The TBS Book Club will be meeting on Sunday, June 11 2023, 10:30 am at the Friedman's home at 12 Rutherford St, St. James NY 11780
Phone: (631)862-8092

The Oppermanns
Written in real time, as the Nazis consolidated their power over the winter of 1933, The Oppermanns captures the fall of Weimar Germany through the eyes of one bourgeois Jewish family, shocked and paralyzed by an ideology they cannot comprehend.

In the foment of Weimar-era Berlin, the Oppermann brothers represent tradition and stability. One brother oversees the furniture chain founded by their grandfather, one is an eminent surgeon, one a respected critic. They are rich, cultured, liberal, and public spirited, proud inheritors of the German enlightenment. They don’t see Hitler as a threat. Then, to their horror, the Nazis come to power, and the Oppermanns and their children are faced with the terrible decision of whether to adapt—if they can—flee, or try to fight.

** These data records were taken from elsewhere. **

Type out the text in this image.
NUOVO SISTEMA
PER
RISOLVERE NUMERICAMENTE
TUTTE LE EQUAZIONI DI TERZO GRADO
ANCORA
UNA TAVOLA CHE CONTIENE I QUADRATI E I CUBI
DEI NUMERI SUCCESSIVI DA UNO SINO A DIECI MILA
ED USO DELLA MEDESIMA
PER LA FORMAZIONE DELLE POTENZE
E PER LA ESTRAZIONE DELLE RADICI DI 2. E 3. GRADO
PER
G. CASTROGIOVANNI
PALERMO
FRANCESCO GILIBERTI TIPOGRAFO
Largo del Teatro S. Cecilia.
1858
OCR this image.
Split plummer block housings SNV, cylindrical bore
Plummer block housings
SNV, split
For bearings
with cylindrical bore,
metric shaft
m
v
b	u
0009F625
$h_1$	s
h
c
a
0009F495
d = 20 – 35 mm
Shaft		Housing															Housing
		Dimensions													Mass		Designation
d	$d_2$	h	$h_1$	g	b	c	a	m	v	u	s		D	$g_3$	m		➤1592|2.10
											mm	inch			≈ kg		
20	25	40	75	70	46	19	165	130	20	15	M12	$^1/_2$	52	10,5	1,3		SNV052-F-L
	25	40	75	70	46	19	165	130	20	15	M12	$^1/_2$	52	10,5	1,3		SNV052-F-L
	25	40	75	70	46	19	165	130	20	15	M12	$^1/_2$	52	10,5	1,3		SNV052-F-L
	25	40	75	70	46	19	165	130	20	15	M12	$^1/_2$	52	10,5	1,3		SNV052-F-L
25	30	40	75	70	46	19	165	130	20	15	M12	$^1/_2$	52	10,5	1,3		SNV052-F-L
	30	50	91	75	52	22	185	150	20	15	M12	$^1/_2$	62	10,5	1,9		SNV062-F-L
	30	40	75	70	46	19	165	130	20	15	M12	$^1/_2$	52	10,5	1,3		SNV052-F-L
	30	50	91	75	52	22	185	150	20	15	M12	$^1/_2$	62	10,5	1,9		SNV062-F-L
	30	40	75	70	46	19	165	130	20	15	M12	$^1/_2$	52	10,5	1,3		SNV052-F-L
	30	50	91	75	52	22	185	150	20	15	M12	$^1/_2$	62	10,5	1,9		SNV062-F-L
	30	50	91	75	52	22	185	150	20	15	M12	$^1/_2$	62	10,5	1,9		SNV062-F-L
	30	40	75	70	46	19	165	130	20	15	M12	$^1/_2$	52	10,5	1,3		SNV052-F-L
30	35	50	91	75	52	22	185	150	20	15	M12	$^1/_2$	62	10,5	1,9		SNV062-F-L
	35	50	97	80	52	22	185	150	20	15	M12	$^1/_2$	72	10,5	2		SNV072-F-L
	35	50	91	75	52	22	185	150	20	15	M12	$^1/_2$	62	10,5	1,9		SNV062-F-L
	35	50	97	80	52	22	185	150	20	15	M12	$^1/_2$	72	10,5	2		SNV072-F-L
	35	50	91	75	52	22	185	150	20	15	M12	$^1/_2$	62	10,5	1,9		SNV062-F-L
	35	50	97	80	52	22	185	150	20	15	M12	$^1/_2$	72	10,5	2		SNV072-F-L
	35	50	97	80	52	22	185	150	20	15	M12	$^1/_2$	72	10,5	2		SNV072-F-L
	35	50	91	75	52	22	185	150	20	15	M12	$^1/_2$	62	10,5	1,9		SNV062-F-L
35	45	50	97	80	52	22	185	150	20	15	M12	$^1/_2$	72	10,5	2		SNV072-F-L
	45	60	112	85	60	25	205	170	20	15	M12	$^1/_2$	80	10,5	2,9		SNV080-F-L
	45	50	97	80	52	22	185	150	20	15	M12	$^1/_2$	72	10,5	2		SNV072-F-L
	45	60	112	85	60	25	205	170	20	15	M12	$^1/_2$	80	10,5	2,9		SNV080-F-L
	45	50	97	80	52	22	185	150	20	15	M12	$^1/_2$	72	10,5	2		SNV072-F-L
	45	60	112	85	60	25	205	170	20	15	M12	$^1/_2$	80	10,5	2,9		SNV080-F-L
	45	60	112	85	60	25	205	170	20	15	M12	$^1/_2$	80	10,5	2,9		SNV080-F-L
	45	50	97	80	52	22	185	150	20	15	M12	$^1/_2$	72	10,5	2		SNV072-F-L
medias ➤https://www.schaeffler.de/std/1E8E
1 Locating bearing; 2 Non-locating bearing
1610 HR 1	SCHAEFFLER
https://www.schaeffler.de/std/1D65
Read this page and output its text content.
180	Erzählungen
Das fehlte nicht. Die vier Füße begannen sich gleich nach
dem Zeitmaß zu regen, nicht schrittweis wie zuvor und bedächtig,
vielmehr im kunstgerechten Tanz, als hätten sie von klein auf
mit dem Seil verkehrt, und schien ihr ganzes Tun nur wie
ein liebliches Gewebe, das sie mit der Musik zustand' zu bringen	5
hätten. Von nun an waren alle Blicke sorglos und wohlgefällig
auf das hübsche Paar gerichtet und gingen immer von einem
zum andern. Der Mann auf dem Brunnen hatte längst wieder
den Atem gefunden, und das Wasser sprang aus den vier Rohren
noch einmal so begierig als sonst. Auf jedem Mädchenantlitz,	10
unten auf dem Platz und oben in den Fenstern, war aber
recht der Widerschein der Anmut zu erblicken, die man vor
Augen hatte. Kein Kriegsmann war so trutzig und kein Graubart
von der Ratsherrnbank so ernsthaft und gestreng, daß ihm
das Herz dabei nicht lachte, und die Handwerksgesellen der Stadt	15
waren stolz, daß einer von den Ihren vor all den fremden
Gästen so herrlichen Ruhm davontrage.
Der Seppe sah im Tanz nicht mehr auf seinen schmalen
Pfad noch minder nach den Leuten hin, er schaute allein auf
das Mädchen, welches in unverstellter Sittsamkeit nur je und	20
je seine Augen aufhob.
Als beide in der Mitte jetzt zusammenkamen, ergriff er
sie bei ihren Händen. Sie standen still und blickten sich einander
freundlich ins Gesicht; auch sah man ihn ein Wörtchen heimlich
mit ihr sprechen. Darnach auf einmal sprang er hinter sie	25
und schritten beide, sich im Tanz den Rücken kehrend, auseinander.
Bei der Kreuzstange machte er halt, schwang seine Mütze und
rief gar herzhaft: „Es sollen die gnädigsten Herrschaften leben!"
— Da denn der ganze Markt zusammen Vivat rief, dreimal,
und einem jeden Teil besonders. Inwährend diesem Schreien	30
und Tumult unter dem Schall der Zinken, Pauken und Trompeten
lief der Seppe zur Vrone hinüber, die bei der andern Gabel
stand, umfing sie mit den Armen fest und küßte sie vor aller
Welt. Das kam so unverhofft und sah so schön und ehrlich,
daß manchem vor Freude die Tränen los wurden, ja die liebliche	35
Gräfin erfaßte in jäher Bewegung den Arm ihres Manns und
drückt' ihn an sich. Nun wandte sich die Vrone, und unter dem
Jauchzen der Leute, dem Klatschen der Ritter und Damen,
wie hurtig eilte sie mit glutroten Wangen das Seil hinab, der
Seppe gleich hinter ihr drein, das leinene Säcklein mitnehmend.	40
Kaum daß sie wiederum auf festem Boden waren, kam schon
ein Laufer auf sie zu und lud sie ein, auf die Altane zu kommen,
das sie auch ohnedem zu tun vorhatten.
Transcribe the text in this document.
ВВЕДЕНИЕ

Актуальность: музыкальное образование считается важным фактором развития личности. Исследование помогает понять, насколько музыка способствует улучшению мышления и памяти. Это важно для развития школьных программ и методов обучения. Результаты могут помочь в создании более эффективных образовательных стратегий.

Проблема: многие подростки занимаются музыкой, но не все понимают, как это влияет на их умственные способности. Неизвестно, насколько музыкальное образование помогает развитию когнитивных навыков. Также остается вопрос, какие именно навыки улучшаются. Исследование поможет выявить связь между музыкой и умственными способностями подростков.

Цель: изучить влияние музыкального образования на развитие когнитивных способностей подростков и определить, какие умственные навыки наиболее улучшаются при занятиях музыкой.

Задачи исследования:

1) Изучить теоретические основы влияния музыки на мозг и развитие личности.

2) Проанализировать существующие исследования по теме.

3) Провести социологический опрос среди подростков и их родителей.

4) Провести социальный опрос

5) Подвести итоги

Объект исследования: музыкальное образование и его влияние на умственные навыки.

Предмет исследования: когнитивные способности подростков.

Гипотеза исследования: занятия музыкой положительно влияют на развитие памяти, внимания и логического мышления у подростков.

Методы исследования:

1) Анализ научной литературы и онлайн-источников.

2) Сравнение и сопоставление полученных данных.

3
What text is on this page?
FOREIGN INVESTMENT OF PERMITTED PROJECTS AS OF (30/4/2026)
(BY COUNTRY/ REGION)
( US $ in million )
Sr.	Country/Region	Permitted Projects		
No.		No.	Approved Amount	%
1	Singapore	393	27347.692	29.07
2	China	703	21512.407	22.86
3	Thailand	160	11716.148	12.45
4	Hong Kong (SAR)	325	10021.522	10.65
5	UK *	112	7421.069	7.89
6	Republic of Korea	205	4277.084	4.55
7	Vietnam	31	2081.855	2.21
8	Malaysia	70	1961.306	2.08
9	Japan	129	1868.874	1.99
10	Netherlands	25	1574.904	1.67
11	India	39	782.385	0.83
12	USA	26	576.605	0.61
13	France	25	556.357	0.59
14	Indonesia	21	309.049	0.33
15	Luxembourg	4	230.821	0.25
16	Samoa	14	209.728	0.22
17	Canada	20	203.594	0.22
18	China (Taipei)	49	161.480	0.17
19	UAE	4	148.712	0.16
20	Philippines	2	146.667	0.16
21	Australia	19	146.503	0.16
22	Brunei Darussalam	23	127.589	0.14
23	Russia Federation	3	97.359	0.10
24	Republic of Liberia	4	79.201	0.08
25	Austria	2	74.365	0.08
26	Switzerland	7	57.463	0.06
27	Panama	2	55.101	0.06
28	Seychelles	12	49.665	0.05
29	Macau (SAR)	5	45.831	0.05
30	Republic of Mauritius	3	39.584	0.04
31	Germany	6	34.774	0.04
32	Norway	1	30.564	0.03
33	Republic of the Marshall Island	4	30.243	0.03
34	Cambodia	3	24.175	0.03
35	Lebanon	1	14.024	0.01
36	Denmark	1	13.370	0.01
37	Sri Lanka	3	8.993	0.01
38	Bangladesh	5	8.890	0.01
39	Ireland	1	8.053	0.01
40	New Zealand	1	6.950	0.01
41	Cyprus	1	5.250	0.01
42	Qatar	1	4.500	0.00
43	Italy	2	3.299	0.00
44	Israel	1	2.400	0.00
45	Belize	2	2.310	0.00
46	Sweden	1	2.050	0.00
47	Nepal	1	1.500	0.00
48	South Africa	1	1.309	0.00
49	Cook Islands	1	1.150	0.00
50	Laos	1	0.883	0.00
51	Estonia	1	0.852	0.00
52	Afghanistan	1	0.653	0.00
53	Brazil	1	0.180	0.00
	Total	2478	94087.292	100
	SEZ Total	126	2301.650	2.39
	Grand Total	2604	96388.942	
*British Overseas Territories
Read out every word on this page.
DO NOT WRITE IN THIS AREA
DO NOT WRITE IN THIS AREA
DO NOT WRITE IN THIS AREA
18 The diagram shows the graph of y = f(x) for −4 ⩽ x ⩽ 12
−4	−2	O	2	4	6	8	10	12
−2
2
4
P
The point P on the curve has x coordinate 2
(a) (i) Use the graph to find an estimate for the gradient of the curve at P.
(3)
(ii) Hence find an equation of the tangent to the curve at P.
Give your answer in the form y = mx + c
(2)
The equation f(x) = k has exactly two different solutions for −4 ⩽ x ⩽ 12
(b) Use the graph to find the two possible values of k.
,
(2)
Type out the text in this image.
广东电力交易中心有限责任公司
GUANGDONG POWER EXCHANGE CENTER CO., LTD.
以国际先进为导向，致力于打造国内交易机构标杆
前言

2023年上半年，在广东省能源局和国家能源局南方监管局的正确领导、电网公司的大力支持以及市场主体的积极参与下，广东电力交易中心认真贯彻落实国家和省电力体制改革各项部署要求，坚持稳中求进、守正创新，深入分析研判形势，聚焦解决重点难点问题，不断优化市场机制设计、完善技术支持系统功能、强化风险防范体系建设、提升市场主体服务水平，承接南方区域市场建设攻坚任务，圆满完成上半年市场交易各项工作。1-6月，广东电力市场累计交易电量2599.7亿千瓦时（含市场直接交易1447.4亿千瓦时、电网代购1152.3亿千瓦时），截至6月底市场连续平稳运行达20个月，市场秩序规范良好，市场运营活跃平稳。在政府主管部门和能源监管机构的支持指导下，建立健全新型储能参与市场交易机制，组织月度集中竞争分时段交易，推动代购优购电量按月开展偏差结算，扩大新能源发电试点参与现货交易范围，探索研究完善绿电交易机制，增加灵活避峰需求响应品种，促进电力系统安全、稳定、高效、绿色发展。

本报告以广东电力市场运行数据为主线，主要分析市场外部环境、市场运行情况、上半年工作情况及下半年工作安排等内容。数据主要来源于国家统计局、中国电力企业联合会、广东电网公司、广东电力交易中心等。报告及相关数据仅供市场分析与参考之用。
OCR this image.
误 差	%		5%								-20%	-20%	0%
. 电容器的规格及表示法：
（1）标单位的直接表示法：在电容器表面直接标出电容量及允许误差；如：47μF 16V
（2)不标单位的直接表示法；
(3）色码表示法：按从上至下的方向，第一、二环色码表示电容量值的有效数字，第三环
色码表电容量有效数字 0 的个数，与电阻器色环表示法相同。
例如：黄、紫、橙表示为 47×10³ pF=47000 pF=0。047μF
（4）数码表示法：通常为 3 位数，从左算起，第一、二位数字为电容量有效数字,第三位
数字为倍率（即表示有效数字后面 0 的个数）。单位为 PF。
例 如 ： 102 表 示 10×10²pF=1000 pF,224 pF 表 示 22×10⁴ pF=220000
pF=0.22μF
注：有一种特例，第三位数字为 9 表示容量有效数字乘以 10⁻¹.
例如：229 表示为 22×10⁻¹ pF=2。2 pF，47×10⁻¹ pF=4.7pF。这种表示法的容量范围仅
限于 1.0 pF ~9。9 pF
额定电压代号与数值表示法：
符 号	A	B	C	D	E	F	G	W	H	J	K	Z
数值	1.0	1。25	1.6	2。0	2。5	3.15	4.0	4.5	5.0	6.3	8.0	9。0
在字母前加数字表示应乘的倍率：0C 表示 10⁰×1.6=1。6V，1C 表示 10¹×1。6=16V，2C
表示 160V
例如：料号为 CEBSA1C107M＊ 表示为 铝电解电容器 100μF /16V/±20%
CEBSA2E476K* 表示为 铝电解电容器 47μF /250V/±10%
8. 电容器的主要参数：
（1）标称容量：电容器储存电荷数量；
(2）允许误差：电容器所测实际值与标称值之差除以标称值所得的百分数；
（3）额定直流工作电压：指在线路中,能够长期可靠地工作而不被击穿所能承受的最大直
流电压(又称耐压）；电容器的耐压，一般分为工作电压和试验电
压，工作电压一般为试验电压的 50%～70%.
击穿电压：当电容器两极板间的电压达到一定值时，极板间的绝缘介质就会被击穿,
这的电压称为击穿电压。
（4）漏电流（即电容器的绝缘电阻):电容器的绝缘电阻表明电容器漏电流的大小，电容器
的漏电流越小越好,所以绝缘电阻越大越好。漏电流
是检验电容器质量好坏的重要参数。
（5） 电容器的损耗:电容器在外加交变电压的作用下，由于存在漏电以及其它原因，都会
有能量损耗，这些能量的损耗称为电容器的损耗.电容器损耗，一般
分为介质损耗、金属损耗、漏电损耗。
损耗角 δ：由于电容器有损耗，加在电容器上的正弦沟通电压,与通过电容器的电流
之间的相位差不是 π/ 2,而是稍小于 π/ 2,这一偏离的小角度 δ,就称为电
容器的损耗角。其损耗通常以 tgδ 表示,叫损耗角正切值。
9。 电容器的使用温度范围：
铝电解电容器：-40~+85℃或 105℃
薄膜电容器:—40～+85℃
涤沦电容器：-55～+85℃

Written in 1933, nearly in real time, The Oppermanns captures the day-to-day vertigo of watching a liberal democracy fall apart. As Joshua Cohen writes in his introduction to this new edition, it is “one of the last masterpieces of German-Jewish culture.”
We are using the 2022 edition.

 
 
 
 
 
 
 
 

Lion Feuctwanger

Lion Feuchtwanger (1884–1958) was known in the 1920s as a bestselling historical novelist, a frequent collaborator with Bertolt Brecht, and an early, outspoken critic of the Nazi movement. Forced into exile in France, Feuchtwanger and his wife were interned by the Vichy government during World War II. They escaped to the United States and settled in Pacific Palisades, where they became central figures in the émigré community that included Brecht as well as Thomas and Heinrich Mann, among many others.